U.S. companies are investing hundreds of millions of dollars in America’s wireless infrastructure as they lay the groundwork for the next generation of wireless services.  This fifth-generation wireless technology (5G) will unleash new applications and capabilities that improve health care, better manage our natural resources, increase highway safety, and grow the economy.  One estimate predicts that 5G deployment will boost U.S. GDP by an estimated $500 billion and create 3 million new American jobs.1  Not surprisingly, there is a global race to 5G deployment taking place—one that pits the U.S. against the rest of the world—and success depends on a nationwide, consistent approach to 5G development and deployment.

America is fortunate to have a private sector ready, willing, and able to invest both the financial and human-capital resources critical to long-term success.  In addition, the legal framework, as set forth in the Communications Act, not only empowers but also requires the Federal Communications Commission (FCC) to encourage nationwide broadband deployment.  At its core, Congress determined that the FCC can preempt states and localities that act inconsistently with this nationwide mandate because a uniform and consistent national approach best serves the public interest.

Two of the Act’s provisions are particularly relevant to removing local barriers that thwart wireless infrastructure investment:  § 253 specifically allows the FCC to remove state and local barriers to entry in telecommunications (including wireless), and § 332(c)(7) authorizes the FCC to address barriers to the siting of personal wireless-service facilities.  Both § 253(a) and § 332(c)(7)(B)(i)(II) bar local requirements and actions that “prohibit or have the effect of prohibiting” an entity’s ability to provide communications.  In addition, § 253(c) provides that while states or localities may manage public rights-of-way and seek “fair and reasonable compensation” for their use, that management and compensation must be “competitively neutral and nondiscriminatory” and the compensation must be “publicly disclosed.”  Localities are also required to act on wireless siting applications within a “reasonable” period of time under § 332(c)(7)(B)(v).

Congress delegated to the Commission the authority to execute and enforce the Communications Act,2 and—where needed—to preempt state or local requirements that prohibit or effectively prohibit communications.3  Indeed, when a statutory provision is ambiguous—as are the many undefined terms in §§ 253 and 332(c)(7)—an implementing agency’s reasonable construction is entitled to deference under Chevron.4  The U.S. Supreme Court made clear in Brand X that the FCC’s interpretation of ambiguous provisions supersedes any prior judicial interpretation that conflicts with the agency’s reading.5  Notwithstanding varying court interpretations of the ambiguous terms in §§ 253 and 332(c)(7), the FCC can set national standards interpreting those terms – and those reasonable interpretations are entitled to deference.

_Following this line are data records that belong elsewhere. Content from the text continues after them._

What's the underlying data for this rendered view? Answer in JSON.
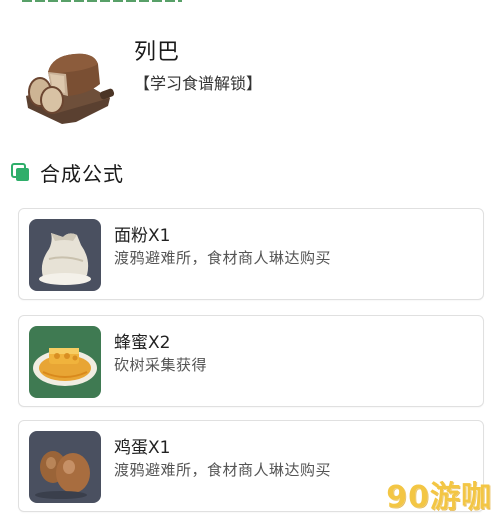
{
  "item": {
    "title": "列巴",
    "subtitle": "【学习食谱解锁】",
    "image_icon": "bread-loaf-icon"
  },
  "section": {
    "title": "合成公式",
    "icon": "overlap-squares-icon",
    "accent": "#2fae6a"
  },
  "ingredients": [
    {
      "name": "面粉X1",
      "desc": "渡鸦避难所，食材商人琳达购买",
      "icon": "flour-sack-icon"
    },
    {
      "name": "蜂蜜X2",
      "desc": "砍树采集获得",
      "icon": "honey-plate-icon"
    },
    {
      "name": "鸡蛋X1",
      "desc": "渡鸦避难所，食材商人琳达购买",
      "icon": "eggs-icon"
    }
  ],
  "watermark": {
    "text": "90游咖",
    "color": "#f3c43a"
  }
}
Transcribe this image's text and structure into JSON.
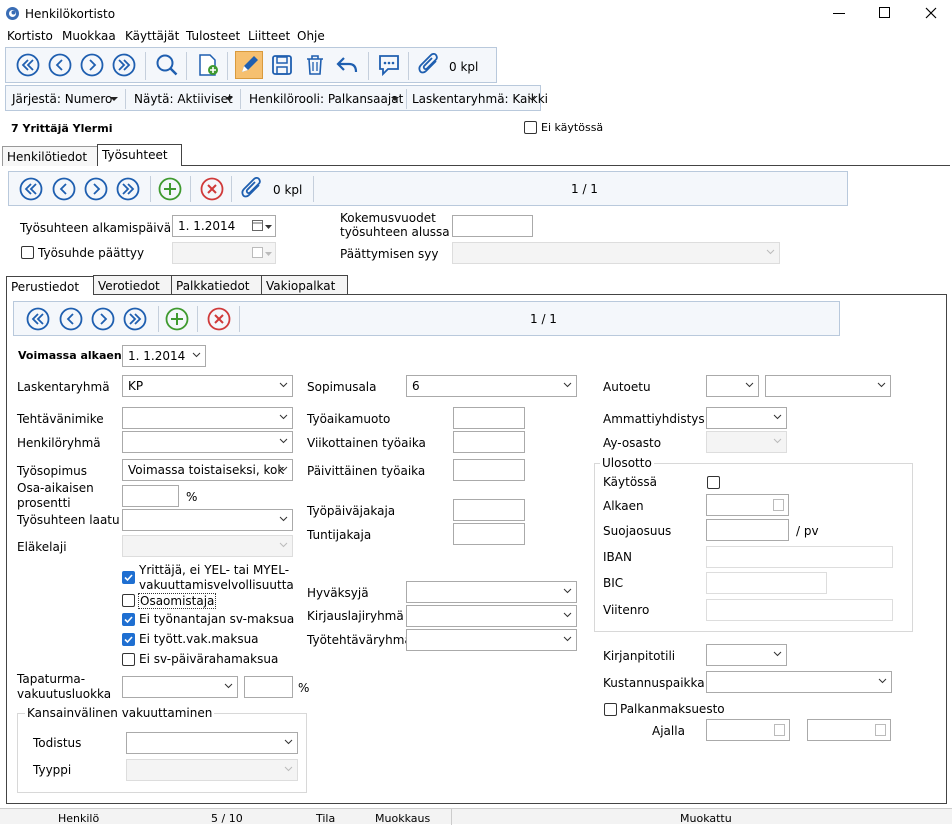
{
  "window": {
    "title": "Henkilökortisto"
  },
  "menu": [
    "Kortisto",
    "Muokkaa",
    "Käyttäjät",
    "Tulosteet",
    "Liitteet",
    "Ohje"
  ],
  "toolbar": {
    "attachments": "0 kpl"
  },
  "filters": {
    "sort": "Järjestä: Numero",
    "show": "Näytä: Aktiiviset",
    "role": "Henkilörooli: Palkansaajat",
    "group": "Laskentaryhmä: Kaikki"
  },
  "person": {
    "header": "7  Yrittäjä Ylermi",
    "inactive_label": "Ei käytössä"
  },
  "tabs_outer": [
    "Henkilötiedot",
    "Työsuhteet"
  ],
  "employment_nav": {
    "attachments": "0 kpl",
    "pager": "1 / 1"
  },
  "employment": {
    "start_label": "Työsuhteen alkamispäivä",
    "start_value": "1. 1.2014",
    "ended_label": "Työsuhde päättyy",
    "experience_label_1": "Kokemusvuodet",
    "experience_label_2": "työsuhteen alussa",
    "end_reason_label": "Päättymisen syy"
  },
  "tabs_inner": [
    "Perustiedot",
    "Verotiedot",
    "Palkkatiedot",
    "Vakiopalkat"
  ],
  "inner_nav": {
    "pager": "1 / 1"
  },
  "basic": {
    "valid_from_label": "Voimassa alkaen",
    "valid_from_value": "1.  1.2014",
    "calc_group_label": "Laskentaryhmä",
    "calc_group_value": "KP",
    "title_label": "Tehtävänimike",
    "group_label": "Henkilöryhmä",
    "contract_label": "Työsopimus",
    "contract_value": "Voimassa toistaiseksi, kok",
    "parttime_label_1": "Osa-aikaisen",
    "parttime_label_2": "prosentti",
    "percent": "%",
    "quality_label": "Työsuhteen laatu",
    "pension_label": "Eläkelaji",
    "cb1_label_1": "Yrittäjä, ei YEL- tai MYEL-",
    "cb1_label_2": "vakuuttamisvelvollisuutta",
    "cb2_label": "Osaomistaja",
    "cb3_label": "Ei työnantajan sv-maksua",
    "cb4_label": "Ei tyött.vak.maksua",
    "cb5_label": "Ei sv-päivärahamaksua",
    "accident_label_1": "Tapaturma-",
    "accident_label_2": "vakuutusluokka",
    "intl_group": "Kansainvälinen vakuuttaminen",
    "cert_label": "Todistus",
    "type_label": "Tyyppi"
  },
  "middle": {
    "agreement_label": "Sopimusala",
    "agreement_value": "6",
    "worktime_form_label": "Työaikamuoto",
    "weekly_label": "Viikottainen työaika",
    "daily_label": "Päivittäinen työaika",
    "workday_div_label": "Työpäiväjakaja",
    "hour_div_label": "Tuntijakaja",
    "approver_label": "Hyväksyjä",
    "booking_label": "Kirjauslajiryhmä",
    "task_group_label": "Työtehtäväryhmä"
  },
  "right": {
    "car_label": "Autoetu",
    "union_label": "Ammattiyhdistys",
    "branch_label": "Ay-osasto",
    "garnish_group": "Ulosotto",
    "in_use_label": "Käytössä",
    "start_label": "Alkaen",
    "protected_label": "Suojaosuus",
    "per_day": "/ pv",
    "iban_label": "IBAN",
    "bic_label": "BIC",
    "ref_label": "Viitenro",
    "ledger_label": "Kirjanpitotili",
    "cost_center_label": "Kustannuspaikka",
    "pay_ban_label": "Palkanmaksuesto",
    "period_label": "Ajalla"
  },
  "status": {
    "entity": "Henkilö",
    "position": "5 / 10",
    "state_label": "Tila",
    "state_value": "Muokkaus",
    "edited": "Muokattu"
  }
}
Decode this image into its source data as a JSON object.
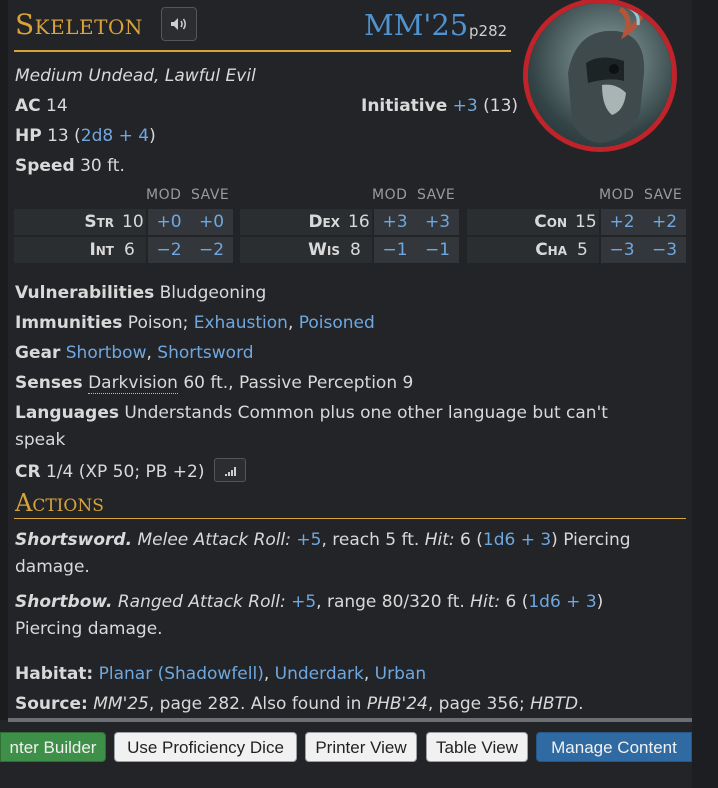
{
  "header": {
    "name": "Skeleton",
    "source_abbr": "MM'25",
    "source_page": "p282"
  },
  "meta": {
    "type_line": "Medium Undead, Lawful Evil",
    "ac_label": "AC",
    "ac_value": "14",
    "initiative_label": "Initiative",
    "initiative_mod": "+3",
    "initiative_score": "(13)",
    "hp_label": "HP",
    "hp_value": "13",
    "hp_formula": "2d8 + 4",
    "speed_label": "Speed",
    "speed_value": "30 ft."
  },
  "abilities": {
    "mod_label": "MOD",
    "save_label": "SAVE",
    "blocks": [
      [
        {
          "name": "Str",
          "score": "10",
          "mod": "+0",
          "save": "+0"
        },
        {
          "name": "Int",
          "score": "6",
          "mod": "−2",
          "save": "−2"
        }
      ],
      [
        {
          "name": "Dex",
          "score": "16",
          "mod": "+3",
          "save": "+3"
        },
        {
          "name": "Wis",
          "score": "8",
          "mod": "−1",
          "save": "−1"
        }
      ],
      [
        {
          "name": "Con",
          "score": "15",
          "mod": "+2",
          "save": "+2"
        },
        {
          "name": "Cha",
          "score": "5",
          "mod": "−3",
          "save": "−3"
        }
      ]
    ]
  },
  "traits": {
    "vuln_label": "Vulnerabilities",
    "vuln_value": "Bludgeoning",
    "imm_label": "Immunities",
    "imm_text": "Poison;",
    "imm_links": [
      "Exhaustion",
      "Poisoned"
    ],
    "gear_label": "Gear",
    "gear_links": [
      "Shortbow",
      "Shortsword"
    ],
    "senses_label": "Senses",
    "senses_link": "Darkvision",
    "senses_text": "60 ft., Passive Perception 9",
    "lang_label": "Languages",
    "lang_line1": "Understands Common plus one other language but can't",
    "lang_line2": "speak",
    "cr_label": "CR",
    "cr_value": "1/4 (XP 50; PB +2)"
  },
  "actions": {
    "title": "Actions",
    "items": [
      {
        "name": "Shortsword.",
        "type": "Melee Attack Roll:",
        "bonus": "+5",
        "reach": ", reach 5 ft.",
        "hit_label": "Hit:",
        "hit_value": "6",
        "dice": "1d6 + 3",
        "damage_line1": ") Piercing",
        "damage_line2": "damage."
      },
      {
        "name": "Shortbow.",
        "type": "Ranged Attack Roll:",
        "bonus": "+5",
        "reach": ", range 80/320 ft.",
        "hit_label": "Hit:",
        "hit_value": "6",
        "dice": "1d6 + 3",
        "damage_line1": ")",
        "damage_line2": "Piercing damage."
      }
    ]
  },
  "footer": {
    "habitat_label": "Habitat:",
    "habitat_links": [
      "Planar (Shadowfell)",
      "Underdark",
      "Urban"
    ],
    "source_label": "Source:",
    "source_book1": "MM'25",
    "source_text1": ", page 282. Also found in",
    "source_book2": "PHB'24",
    "source_text2": ", page 356;",
    "source_book3": "HBTD",
    "source_text3": "."
  },
  "buttons": {
    "builder": "nter Builder",
    "proficiency": "Use Proficiency Dice",
    "printer": "Printer View",
    "table": "Table View",
    "manage": "Manage Content"
  },
  "colors": {
    "accent_gold": "#d9a33a",
    "link_blue": "#6fa8e0",
    "portrait_ring": "#c0242a"
  }
}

In fact, the FCC has already acted in a number of proceedings to interpret ambiguities in §§ 253 and 332 to remove deployment barriers, and the exercise of that authority has been recognized and upheld by the courts.

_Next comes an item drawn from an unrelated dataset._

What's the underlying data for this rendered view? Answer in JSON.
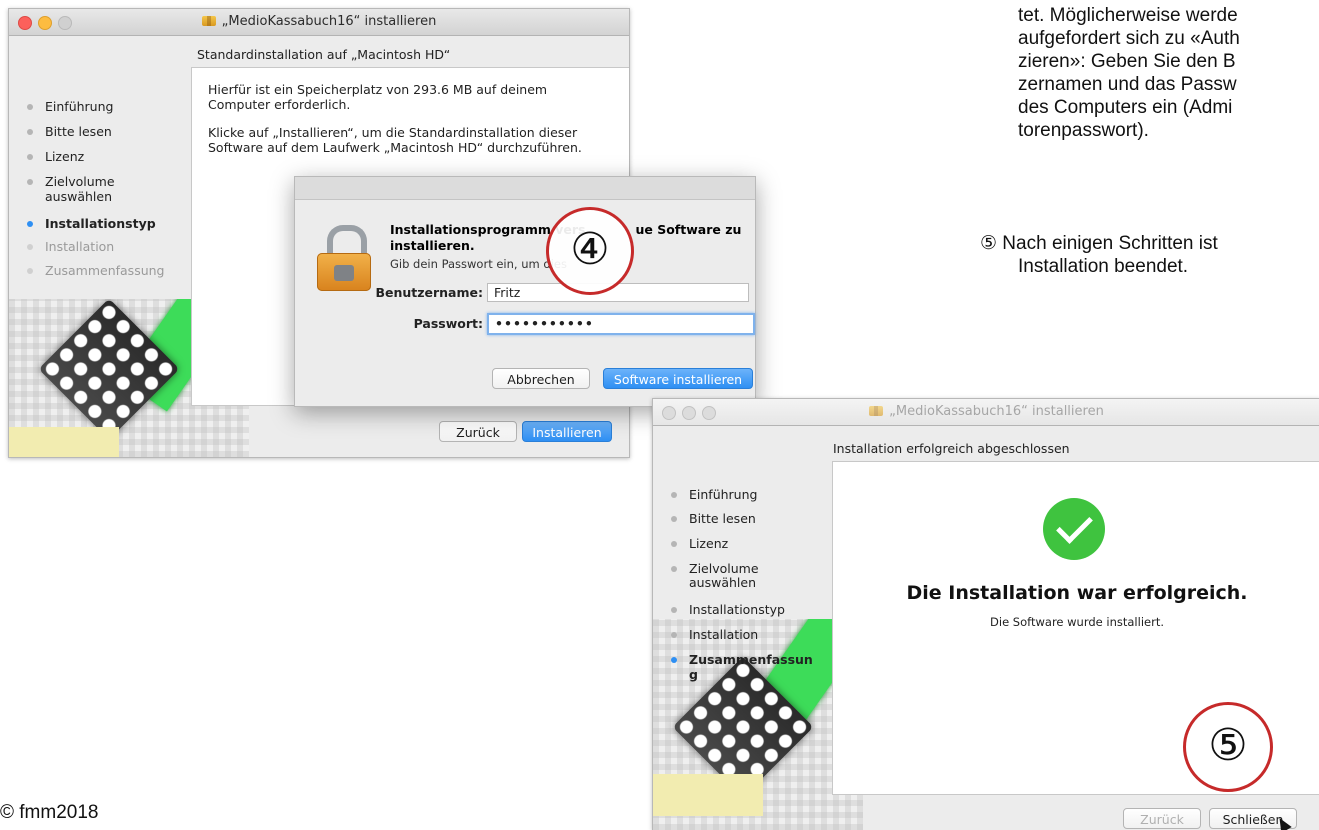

For example, the FCC’s 2009 Shot Clock Ruling and 2014 Wireless Infrastructure Order resolved a number of controversies by interpreting ambiguous provisions in § 332(c)(7) and clarifying how their requirements should be applied.6  In particular, the FCC used its statutory authority to clarify the maximum presumptively “reasonable” time frames for local review of wireless siting applications.  On appeal, two appeals courts and the Supreme Court confirmed that the FCC has authority to render such interpretations and that courts must accord them deference.7   The Court’s Roswell decision reinforced that authority.8

The FCC has likewise exercised its authority to interpret the term “has the effect of prohibiting” in § 253(a).  For example, in its 1997 California Payphone decision, the FCC held that state or local action effectively prohibits service when it “materially inhibits or limits the ability of any competitor or potential competitor to compete in a fair and balanced legal and regulatory environment.”9  More recently, it interpreted § 253(a) to hold (citing California Payphone) that moratoria “have the effect of prohibiting” service.10  Courts have also recognized the FCC’s authority to interpret ambiguous terms in § 253.11

This legal precedent provides ample authority for the FCC to set guideposts on the meaning and application of §§ 253 and 332.  Where states or localities are imposing requirements such as undergrounding that prevent service, the FCC, consistent with its statutory authority, should declare those actions per se violations of those sections—as it did recently in the context of moratoria.  Likewise, where states and localities are imposing other barriers that effectively prohibit service—like denying access to rights-of-way; assessing excessive fees; treating wireless deployments in a discriminatory manner; imposing aesthetic requirements that are not reasonable, transparent, and non-discriminatory; or requiring that providers show a “gap” in service or otherwise justify their need for a site, to name a few—the FCC should use its interpretive authority to issue clarifying guideposts and should those guideposts be ignored, preemption should swiftly follow.

The FCC under Chairman Ajit Pai has demonstrated a commitment to a federal framework that is both consistent with the statutory authority granted by Congress and focused on removing barriers to entry that deter wireless innovation and investment.  By exercising its statutory authority, the FCC will enable a new generation of connected devices that can improve our lives and close the digital divide.  The amount of infrastructure needed for this unprecedented next step in wireless evolution cannot be overstated.  It’s also hard to exaggerate the burden that disparate local siting requirements, if left unchanged, will have on slowing wireless construction or even deterring it altogether in some areas.

The need for the FCC to act is real.  The statutory authority available to the FCC is clear.  According to a recent CTIA-issued report, China, South Korea and the U.S. are currently leading in the 5G race, with China holding a narrow lead.  It’s time for the U.S. to pull ahead.

Notes

  1. Accenture Strategy, Smart Cities: How 5G Can Help Municipalities Become Vibrant Smart Cities (2017).
  2. 47 U.S.C. § 154(i); see Nat’l Cable & Telecoms. Ass’n v. Brand X Internet Servs., 545 U.S. 967, 980 (2005) (Brand X).
  3. See, e.g., 47 U.S.C. § 253(d).
  4. Chevron USA v. Natural Resources Def. Council, 467 U.S. 837, 843-44 (1984) (Chevron).
  5. Brand X, 545 U.S. at 982-85.
  6. Shot Clock Ruling, 24 FCC Rcd 13994, 14001-19 (2009); Wireless Infrastructure Order, 29 FCC Rcd 12865, 12966-73 (2014).
  7. See City of Arlington v. FCC, 668 F.3d 229 (5th Cir. 2012), aff’d, 569 U.S. 290 (2013); Montgomery County v. FCC, 811 F.3d 121 (4th Cir. 2015).
  8. T-Mobile S., LLC v. City of Roswell, 135 S. Ct. 808, 817 (2015) (Roswell).
  9. California Payphone, 12 FCC Rcd 14191, 14206, 14209 (1997).
  10. Removing Barriers to Infrastructure Investment, Third Report and Order and Declaratory Ruling, FCC 18-111, at ¶ 147 & n.542, ¶ 149 (rel. Aug. 3, 2018).
  11. See, e.g., TCG N.Y., Inc. v. City of White Plains, 305 F.3d 67, 75-76 (2d Cir. 2002); BellSouth Telecomms., Inc. v. Town of Palm Beach, 252 F.3d 1169, 1188 n.11 (6th Cir. 2001).